Ihr erinnert euch, dass ich in meiner Jugend einen ehrbaren Beruf erlernte? Nun denn, während der Ausbildung, damals nannte man es im allgemeinen Sprachgebrauch noch Lehre, kam es zu folgendender Begebenheit.
Es war wohl August oder September, denn meine Aufgabe war es, Pflaumenkuchen herzustellen. So das gesamte Programm, von Backblech vorbereiten, über Teig herstellen, Pflaumen entkernen, formvollendet den Kuchen damit zu belegen und natürlich den Backvorgang zu beobachten. Nun das mit dem Backen gestaltete sich an diesem Morgen etwas schwieriger als sonst, da wir so viel außer der Reihe zu tun hatten, na ja, eigentlich der Sohn des Chefs, der als Junggeselle, ja er war auch noch unverheiratet, tätig war.
In einer Konditorei ist ja alles etwas größer als wir es aus der heimischen Küche kennen. So hatte unser Backofen vier Etagen, die wir jeweils Herd nannten und von unten nach oben durchnummeriert waren. Es passten bequem drei Bleche nebeneinander und zwei hintereinander. So ein Blech hatte die Maße 58x78cm, also unwesentlich größer als die von der Mutti. Aber dieser Ofen hatte nicht nur viel Platz, er war auch groß. Da ich nicht mal 1,60m lang bin, kam ich an den dritten Ofen nicht wirklich heran, dafür waren die Kollegen, die etwas länger als ich waren, normalerweise zuständig. Sagte ich normalerweise? So wollte es, dass es zu einer Aneinanderreihung von widrigen Umständen kam und ich mich fühlte wie Maria und Joseph, da kein Platz mehr in der Herberge, in meinem Falle natürlich im Ofen war.
So ordnete dem Chef sein Sohn selbstverständlich an, dass ich den Pflaumenkuchen in den dritten Herd schieben sollte.
„Ich lang da doch gar nicht ran“, motzte ich, aber dieses Mal half es nicht. Er blieb hart, selbst als ich ihm glaubhaft und zur Belustigung aller demonstrierte, dass ich nicht in der Lage war, die Ofenklappe zu öffnen. Wie bereits erwähnt, ich kam da nicht heran. Nun, ich wäre nicht ich, wenn ich nicht eine Lösung für das Problem hätte. Eingedenk der Tatsache, dass unser Chef der Meinung war, wenn wir diesen Beruf erlernen wollten, mussten wir Mädels auch alles selber tun und durften keinen Arbeiten wegen körperlicher Mängel auf die Herren abwälzen.

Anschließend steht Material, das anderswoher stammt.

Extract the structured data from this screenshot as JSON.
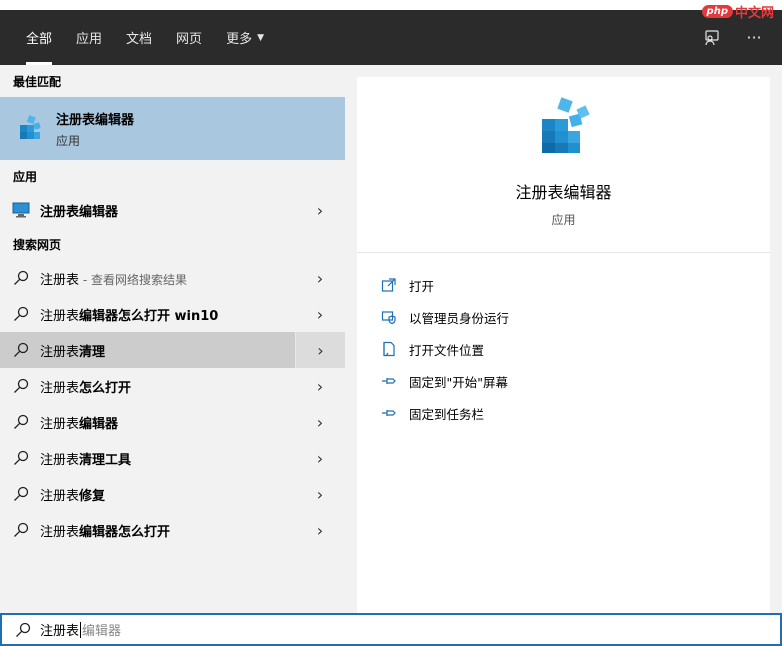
{
  "watermark": {
    "php": "php",
    "cn": "中文网"
  },
  "header": {
    "tabs": [
      {
        "label": "全部",
        "active": true
      },
      {
        "label": "应用",
        "active": false
      },
      {
        "label": "文档",
        "active": false
      },
      {
        "label": "网页",
        "active": false
      },
      {
        "label": "更多",
        "active": false
      }
    ],
    "feedback_icon": "feedback-icon",
    "more_icon": "ellipsis-icon"
  },
  "left": {
    "best_match_title": "最佳匹配",
    "best_match": {
      "name": "注册表编辑器",
      "type": "应用",
      "icon": "registry-editor-icon"
    },
    "apps_title": "应用",
    "apps": [
      {
        "name": "注册表编辑器",
        "icon": "monitor-icon"
      }
    ],
    "web_title": "搜索网页",
    "web_results": [
      {
        "normal": "注册表",
        "bold": "",
        "suffix": " - 查看网络搜索结果"
      },
      {
        "normal": "注册表",
        "bold": "编辑器怎么打开 win10",
        "suffix": ""
      },
      {
        "normal": "注册表",
        "bold": "清理",
        "suffix": ""
      },
      {
        "normal": "注册表",
        "bold": "怎么打开",
        "suffix": ""
      },
      {
        "normal": "注册表",
        "bold": "编辑器",
        "suffix": ""
      },
      {
        "normal": "注册表",
        "bold": "清理工具",
        "suffix": ""
      },
      {
        "normal": "注册表",
        "bold": "修复",
        "suffix": ""
      },
      {
        "normal": "注册表",
        "bold": "编辑器怎么打开",
        "suffix": ""
      }
    ]
  },
  "right": {
    "title": "注册表编辑器",
    "subtitle": "应用",
    "actions": [
      {
        "label": "打开",
        "icon": "open-icon"
      },
      {
        "label": "以管理员身份运行",
        "icon": "shield-icon"
      },
      {
        "label": "打开文件位置",
        "icon": "file-location-icon"
      },
      {
        "label": "固定到\"开始\"屏幕",
        "icon": "pin-icon"
      },
      {
        "label": "固定到任务栏",
        "icon": "pin-icon"
      }
    ]
  },
  "search": {
    "typed": "注册表",
    "suggestion": "编辑器"
  },
  "colors": {
    "header_bg": "#2b2b2b",
    "selected_bg": "#a9c8e0",
    "hover_bg": "#cccccc",
    "accent": "#1f6fb5"
  }
}
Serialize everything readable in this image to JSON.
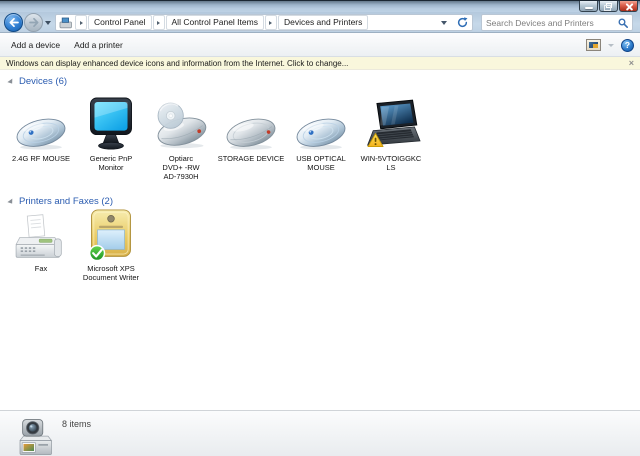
{
  "window": {
    "controls": [
      {
        "name": "minimize"
      },
      {
        "name": "restore"
      },
      {
        "name": "close"
      }
    ]
  },
  "navbar": {
    "breadcrumb": [
      "Control Panel",
      "All Control Panel Items",
      "Devices and Printers"
    ],
    "search_placeholder": "Search Devices and Printers"
  },
  "toolbar": {
    "buttons": [
      "Add a device",
      "Add a printer"
    ],
    "help_glyph": "?"
  },
  "infobar": {
    "message": "Windows can display enhanced device icons and information from the Internet. Click to change...",
    "close_glyph": "×"
  },
  "sections": [
    {
      "title": "Devices (6)",
      "items": [
        {
          "label": "2.4G RF MOUSE",
          "icon": "mouse-icon"
        },
        {
          "label": "Generic PnP\nMonitor",
          "icon": "monitor-icon"
        },
        {
          "label": "Optiarc\nDVD+ -RW\nAD-7930H",
          "icon": "dvd-drive-icon"
        },
        {
          "label": "STORAGE DEVICE",
          "icon": "storage-device-icon"
        },
        {
          "label": "USB OPTICAL\nMOUSE",
          "icon": "mouse-icon"
        },
        {
          "label": "WIN-5VTOIGGKC\nLS",
          "icon": "laptop-icon",
          "badge": "warning"
        }
      ]
    },
    {
      "title": "Printers and Faxes (2)",
      "items": [
        {
          "label": "Fax",
          "icon": "fax-icon"
        },
        {
          "label": "Microsoft XPS\nDocument Writer",
          "icon": "xps-printer-icon",
          "badge": "default-printer-check"
        }
      ]
    }
  ],
  "statusbar": {
    "items_count": "8 items",
    "icon": "devices-collection-icon"
  },
  "colors": {
    "glass_blue": "#b7cce0",
    "infobar_bg": "#f9f7dc",
    "section_header_blue": "#2b5cb0",
    "warning_yellow": "#f5c518",
    "default_green": "#2fae33"
  }
}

So nahm ich das Blech souverän auf die rechte Hand über der rechten Schulter, fixierte vorne mit der linken Hand. Dann positionierte ich mich in gerader Linie zum Ofen an der gegenüberliegenden Wand.
„Harry, dritten Herd öffnen“, rief ich quer durch die Backstube und nahm Anlauf. Harry grinste mich mit seinen 2,04m an und hielt den Griff der Ofenklappe. Er ahnte schon, was ich vorhatte. So stürmte ich heran. Ich streckte den rechten Arm. Harry öffnete die Klappe. Das Blech flog. Knallte scheppernd auf die Herdplatte. Sauste durch den Schwung in den Ofen und verschwand. Harry schloss die Klappe, ehe das Blech mit lautem Knall an der hinteren Wand gebremst wurde. Ich fühlte mich wie bei einem Wettkampf für Kugelstoßen, na ja, die Wurftechnik war durchaus vergleichbar.
Entsetzt starrte mich der Backstubenmeister an. Und dem Chef sein Sohn blickte auch wie ein Huhn, wenn es donnert.
„Bist du wahnsinnig“, schrie mich der Meister an, als er seine Sprache wieder gefunden hatte. Doch ich zuckte nur mit den Schultern und zeigte auf den Sohnemann.
„Er hat es so gewollt.“
Eigentlich tat ich nur so cool. Uneigentlich betete ich eine Stunde, so lange buk der Pflaumenkuchen normalerweise, dass alle Pflaumen da geblieben waren, wo ich sie hingelegt hatte. Was soll ich sagen. Das Glück war nicht nur mit Kindern, Betrunkenen und Raumschiffen namens Enterprise, sondern auch mit mir. Dem Kuchen sah nach dem Backen keiner mehr seine unfreiwillige Flugeinlage an.